Finishing is, again somewhat ironically, the penultimate department. Here is where the heels are attached, trimmed and scoured for a smooth finish. Edge trimming is a highly skilled and physical process whereby the sole edges are trimmed to the specific shape of the last. Charlie, the edge trimmer, has been with the factory since he was 16. He’s 65 next year.

Perhaps most impressive of all is that every pair of shoes is worked on by almost every member of staff

What’s so astonishing about this, like most of the operations in Goodyear-welted shoemaking, is that it’s carried out freehand. Watching the craftsmen undertake these processes without any guide beyond years of practice and instinct is hypnotic. The speed is mind boggling; you half expect them to stitch the shoes to their hands.

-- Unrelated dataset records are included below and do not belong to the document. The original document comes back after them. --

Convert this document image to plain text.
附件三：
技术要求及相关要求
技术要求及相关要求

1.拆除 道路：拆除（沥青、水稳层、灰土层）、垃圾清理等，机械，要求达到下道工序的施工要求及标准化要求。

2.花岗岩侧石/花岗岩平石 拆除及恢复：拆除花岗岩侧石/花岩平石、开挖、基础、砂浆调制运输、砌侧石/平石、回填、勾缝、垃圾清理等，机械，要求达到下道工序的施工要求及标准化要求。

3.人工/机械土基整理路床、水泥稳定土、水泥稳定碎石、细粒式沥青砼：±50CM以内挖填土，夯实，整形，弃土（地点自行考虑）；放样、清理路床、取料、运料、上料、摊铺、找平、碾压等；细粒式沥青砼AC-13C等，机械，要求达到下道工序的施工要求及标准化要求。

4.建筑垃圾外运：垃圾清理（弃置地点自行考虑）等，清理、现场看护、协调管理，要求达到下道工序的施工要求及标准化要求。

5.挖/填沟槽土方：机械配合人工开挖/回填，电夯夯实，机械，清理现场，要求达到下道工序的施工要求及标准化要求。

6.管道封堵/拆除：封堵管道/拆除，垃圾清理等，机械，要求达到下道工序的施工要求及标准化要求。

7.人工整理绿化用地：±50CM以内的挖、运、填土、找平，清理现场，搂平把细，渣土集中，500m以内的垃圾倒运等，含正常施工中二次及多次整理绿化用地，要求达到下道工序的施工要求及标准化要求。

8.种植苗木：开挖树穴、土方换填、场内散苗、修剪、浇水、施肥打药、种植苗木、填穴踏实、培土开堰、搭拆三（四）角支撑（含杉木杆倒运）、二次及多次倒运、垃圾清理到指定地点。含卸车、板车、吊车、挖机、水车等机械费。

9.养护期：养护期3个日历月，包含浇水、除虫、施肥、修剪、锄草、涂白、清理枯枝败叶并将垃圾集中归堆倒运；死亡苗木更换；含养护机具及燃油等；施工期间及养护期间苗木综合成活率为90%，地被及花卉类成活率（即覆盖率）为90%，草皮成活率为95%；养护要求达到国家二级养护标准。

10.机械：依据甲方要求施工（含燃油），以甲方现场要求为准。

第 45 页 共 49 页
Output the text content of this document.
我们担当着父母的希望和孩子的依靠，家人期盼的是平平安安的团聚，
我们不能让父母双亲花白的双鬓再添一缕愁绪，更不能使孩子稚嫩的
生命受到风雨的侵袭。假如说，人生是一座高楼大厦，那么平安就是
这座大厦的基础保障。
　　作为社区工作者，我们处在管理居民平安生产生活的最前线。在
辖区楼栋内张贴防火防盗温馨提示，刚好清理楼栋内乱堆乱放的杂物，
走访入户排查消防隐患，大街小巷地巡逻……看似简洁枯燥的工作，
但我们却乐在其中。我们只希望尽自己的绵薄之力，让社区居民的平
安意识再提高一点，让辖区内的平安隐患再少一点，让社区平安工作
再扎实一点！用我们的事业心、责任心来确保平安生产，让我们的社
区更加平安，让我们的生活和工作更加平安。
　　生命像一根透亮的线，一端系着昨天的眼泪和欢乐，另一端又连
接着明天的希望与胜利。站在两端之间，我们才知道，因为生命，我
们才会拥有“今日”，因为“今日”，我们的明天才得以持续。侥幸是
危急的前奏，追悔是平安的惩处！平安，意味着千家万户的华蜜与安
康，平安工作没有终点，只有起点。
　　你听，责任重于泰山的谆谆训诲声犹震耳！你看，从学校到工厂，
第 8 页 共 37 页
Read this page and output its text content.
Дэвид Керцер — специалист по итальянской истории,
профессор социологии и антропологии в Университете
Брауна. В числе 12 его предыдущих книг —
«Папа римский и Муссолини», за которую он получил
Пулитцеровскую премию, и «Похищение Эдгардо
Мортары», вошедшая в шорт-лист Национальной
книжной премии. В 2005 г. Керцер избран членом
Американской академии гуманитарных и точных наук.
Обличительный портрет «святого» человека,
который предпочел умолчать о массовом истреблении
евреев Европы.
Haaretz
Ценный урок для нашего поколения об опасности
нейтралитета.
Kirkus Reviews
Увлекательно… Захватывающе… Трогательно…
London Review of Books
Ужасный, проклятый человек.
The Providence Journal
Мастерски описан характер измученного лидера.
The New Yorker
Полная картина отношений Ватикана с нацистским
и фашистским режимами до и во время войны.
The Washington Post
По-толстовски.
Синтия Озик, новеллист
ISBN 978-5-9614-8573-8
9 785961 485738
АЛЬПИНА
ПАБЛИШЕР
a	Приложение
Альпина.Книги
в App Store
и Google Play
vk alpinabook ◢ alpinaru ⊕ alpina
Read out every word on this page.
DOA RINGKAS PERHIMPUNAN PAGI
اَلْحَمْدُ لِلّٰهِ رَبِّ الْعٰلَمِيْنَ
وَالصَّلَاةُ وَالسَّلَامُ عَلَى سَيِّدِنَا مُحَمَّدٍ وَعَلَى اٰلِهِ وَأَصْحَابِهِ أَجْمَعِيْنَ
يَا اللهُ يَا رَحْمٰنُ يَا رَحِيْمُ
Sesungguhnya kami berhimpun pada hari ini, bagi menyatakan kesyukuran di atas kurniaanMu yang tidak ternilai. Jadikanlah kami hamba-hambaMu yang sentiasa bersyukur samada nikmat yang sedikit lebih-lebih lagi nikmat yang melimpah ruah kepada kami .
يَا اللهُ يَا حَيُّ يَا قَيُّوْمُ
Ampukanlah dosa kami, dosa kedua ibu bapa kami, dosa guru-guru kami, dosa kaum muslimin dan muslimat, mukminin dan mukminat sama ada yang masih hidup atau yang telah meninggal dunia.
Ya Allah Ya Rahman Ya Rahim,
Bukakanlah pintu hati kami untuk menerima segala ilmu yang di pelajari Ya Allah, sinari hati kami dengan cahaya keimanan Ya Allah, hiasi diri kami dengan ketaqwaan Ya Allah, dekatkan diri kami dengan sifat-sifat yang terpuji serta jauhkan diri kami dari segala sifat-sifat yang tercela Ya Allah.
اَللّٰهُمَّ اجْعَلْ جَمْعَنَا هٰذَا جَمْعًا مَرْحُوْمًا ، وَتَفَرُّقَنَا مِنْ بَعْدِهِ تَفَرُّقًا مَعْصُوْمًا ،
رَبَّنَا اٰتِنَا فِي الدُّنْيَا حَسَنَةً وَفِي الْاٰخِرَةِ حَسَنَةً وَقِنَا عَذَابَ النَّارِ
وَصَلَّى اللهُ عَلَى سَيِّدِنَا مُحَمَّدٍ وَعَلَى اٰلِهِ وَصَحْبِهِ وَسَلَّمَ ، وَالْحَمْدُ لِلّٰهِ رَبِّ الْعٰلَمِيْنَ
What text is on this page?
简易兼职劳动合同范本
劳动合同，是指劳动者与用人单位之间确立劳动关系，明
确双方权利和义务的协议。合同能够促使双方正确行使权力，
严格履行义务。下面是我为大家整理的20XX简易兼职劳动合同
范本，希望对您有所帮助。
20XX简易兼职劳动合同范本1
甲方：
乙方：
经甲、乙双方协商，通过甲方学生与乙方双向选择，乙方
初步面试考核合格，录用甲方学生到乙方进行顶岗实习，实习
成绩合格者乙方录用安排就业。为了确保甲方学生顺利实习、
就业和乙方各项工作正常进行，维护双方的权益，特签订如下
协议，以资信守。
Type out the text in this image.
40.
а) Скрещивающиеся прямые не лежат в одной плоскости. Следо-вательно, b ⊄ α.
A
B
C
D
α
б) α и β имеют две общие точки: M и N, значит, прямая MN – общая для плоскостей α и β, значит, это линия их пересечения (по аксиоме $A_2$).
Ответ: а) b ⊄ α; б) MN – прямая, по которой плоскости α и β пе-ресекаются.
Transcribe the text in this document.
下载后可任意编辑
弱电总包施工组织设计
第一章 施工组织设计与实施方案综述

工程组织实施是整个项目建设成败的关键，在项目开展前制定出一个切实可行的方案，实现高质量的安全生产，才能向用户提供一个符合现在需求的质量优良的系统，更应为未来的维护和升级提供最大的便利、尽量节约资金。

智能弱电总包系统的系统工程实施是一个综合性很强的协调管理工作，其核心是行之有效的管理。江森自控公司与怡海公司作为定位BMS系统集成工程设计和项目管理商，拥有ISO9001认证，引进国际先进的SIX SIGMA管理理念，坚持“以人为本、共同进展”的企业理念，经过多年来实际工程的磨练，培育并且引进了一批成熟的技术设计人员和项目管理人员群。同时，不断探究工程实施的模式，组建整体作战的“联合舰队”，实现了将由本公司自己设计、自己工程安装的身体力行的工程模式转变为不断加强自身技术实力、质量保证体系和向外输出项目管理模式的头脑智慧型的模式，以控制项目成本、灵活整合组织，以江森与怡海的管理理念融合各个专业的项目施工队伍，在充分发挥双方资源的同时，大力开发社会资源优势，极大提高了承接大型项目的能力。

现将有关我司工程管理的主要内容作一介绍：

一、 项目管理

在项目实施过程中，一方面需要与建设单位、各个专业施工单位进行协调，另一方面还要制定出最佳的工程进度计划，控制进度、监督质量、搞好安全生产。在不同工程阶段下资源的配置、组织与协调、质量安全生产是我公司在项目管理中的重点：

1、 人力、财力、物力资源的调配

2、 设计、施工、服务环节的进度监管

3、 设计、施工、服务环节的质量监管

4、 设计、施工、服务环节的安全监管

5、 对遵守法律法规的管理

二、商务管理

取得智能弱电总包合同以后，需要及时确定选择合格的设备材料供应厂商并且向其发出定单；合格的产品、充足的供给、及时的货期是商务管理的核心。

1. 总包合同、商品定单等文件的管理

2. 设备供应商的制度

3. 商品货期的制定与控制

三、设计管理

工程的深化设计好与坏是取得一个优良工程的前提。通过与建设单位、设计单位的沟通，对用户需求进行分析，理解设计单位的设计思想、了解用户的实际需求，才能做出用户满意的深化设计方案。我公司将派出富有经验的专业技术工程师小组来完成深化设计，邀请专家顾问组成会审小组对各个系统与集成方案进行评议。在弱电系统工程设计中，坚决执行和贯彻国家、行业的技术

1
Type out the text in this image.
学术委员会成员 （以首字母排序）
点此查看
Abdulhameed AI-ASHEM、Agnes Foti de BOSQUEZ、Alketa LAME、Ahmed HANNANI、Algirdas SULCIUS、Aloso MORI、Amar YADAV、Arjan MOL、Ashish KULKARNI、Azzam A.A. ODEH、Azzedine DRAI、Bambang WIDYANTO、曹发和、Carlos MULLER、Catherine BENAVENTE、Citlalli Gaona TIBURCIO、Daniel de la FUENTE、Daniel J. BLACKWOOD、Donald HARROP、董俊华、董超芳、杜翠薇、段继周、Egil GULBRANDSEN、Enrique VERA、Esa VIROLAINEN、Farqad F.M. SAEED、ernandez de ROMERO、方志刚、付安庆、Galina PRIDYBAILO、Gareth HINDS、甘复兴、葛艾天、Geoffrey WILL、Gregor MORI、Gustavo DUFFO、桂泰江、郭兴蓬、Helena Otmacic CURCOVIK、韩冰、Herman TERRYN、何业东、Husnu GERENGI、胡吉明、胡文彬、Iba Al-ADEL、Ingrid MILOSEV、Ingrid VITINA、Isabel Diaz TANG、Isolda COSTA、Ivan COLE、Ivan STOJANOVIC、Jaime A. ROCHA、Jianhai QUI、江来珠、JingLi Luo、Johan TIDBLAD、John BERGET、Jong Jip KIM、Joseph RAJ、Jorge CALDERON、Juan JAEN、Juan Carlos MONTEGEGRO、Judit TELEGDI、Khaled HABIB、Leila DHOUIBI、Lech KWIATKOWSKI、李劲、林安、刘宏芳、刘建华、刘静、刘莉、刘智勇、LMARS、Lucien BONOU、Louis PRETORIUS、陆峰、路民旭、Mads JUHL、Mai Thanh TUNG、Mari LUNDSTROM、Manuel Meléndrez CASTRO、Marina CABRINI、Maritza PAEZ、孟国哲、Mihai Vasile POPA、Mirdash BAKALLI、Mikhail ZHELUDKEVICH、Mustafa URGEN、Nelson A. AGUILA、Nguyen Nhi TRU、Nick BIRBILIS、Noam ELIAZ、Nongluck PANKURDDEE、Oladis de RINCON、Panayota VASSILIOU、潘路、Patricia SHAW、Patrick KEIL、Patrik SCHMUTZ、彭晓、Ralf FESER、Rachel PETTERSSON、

The final department is simply known as the Shoe Room. Here the uppers are hand polished, often many times, using different techniques depending on the required effect.

The lasts are removed from the shoes, the leather soles are stamped with the Crockett & Jones brand, and the insocks are fitted. Only then will the final product be passed through an exacting quality control process. Nothing short of perfection is allowed inside those forest-green cardboard boxes.

What’s perhaps most impressive of all is that every pair of shoes is worked on by almost every member of staff. It’s like an orchestra – each person is an expert at their specific instrument, and each plays their part. On their own, they’re incomplete, but bring it all together and the result is symphonic. It may sound a bit lofty to compare making shoes to making music, but there’s no doubt these shoes have soul.